Chronic pelvic pain can take several forms. It might be sharp or be a dull ache. It might be constant or intermittent. Some people report a feeling of pressure or heaviness in the pelvis. It often becomes worse after standing for long periods of time.
Causes of Chronic Pelvic Pain
· Chronic Pelvic Inflammatory Disease: Long-term infections can scar pelvic organs and cause pain.
· Endometriosis: This occurs when tissue from the lining of the uterus grows outside the organ and leads to painful cysts and fibrous bands of scar tissue.
· Fibroid Tumors: These are noncancerous growths on the uterus that create a feeling of pressure or heaviness in the lower abdomen.
· Musculoskeletal Issues: Conditions such as fibromyalgia, pelvic floor muscle tension or hernias that involve the bones, joints and connective tissues of the musculoskeletal system can result in chronic pelvic pain.
· Irritable Bowel Syndrome (IBS): The bloating, constipation or diarrhea that accompany IBS can result in pelvic pain and pressure.
· Psychological Factors: Depression, chronic fatigue syndrome, chronic stress or posttraumatic stress disorder (PTSD) can contribute to pelvic pain, as can a history of sexual or physical abuse.

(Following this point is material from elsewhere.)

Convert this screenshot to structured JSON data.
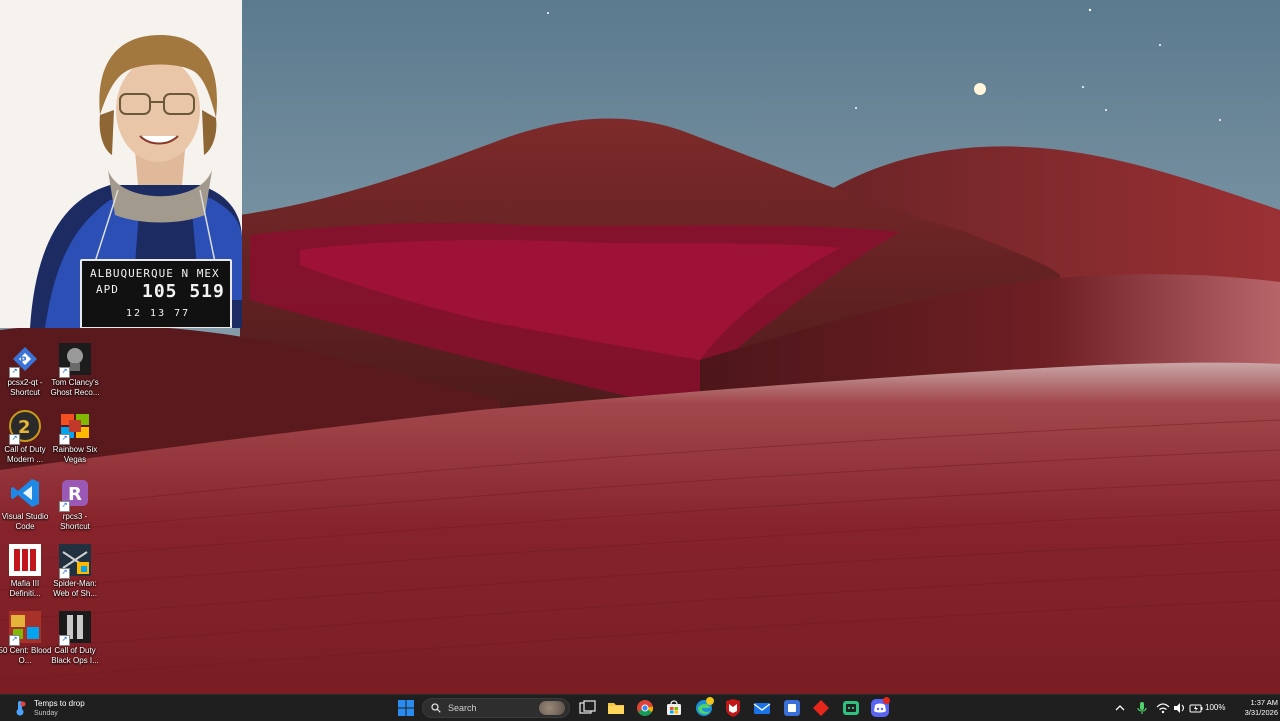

Once the source of pain has been identified, there are a number of potential treatments that can be offered to address the pain. They include:
· Medications: Treatment often begins with over-the-counter anti-inflammatories, such as ibuprofen. If that fails to bring relief, other options include prescription steroids, anticonvulsants, antidepressants or if applicable, hormone therapy.
· Physical therapy: Stretching exercises, massage and other relaxation techniques may improve chronic pelvic pain. Physical therapists may also use transcutaneous electrical nerve stimulation (TENS) to deliver electrical impulses to nearby nerve pathways to target specific pain points.
· Behavioral therapy: Professional counseling, biofeedback and cognitive behavioral therapy can provide coping strategies for dealing with the pain.
· Interventional Techniques: These include trigger point injections that deliver a long-acting anesthetic to the pain (trigger) points to alleviate the discomfort. Other options include injections to block the pain generated by the specific nerves that supply the colon, bladder, lower intestines, uterus or ovaries or coccyx (tailbone).
· Spinal Cord and Peripheral Nerve Stimulation: These minimally invasive procedures involve the implantation of a device that blocks nerve pathways to interrupt pain signals to the brain.
Patients who have not achieved relief from their pain after visiting their primary care physicians should ask for a referral to a skilled pain medicine practitioner. As specialists in pain management, they possess the knowledge and expertise to offer the best options for the resolution or reduction of chronic pelvic pain.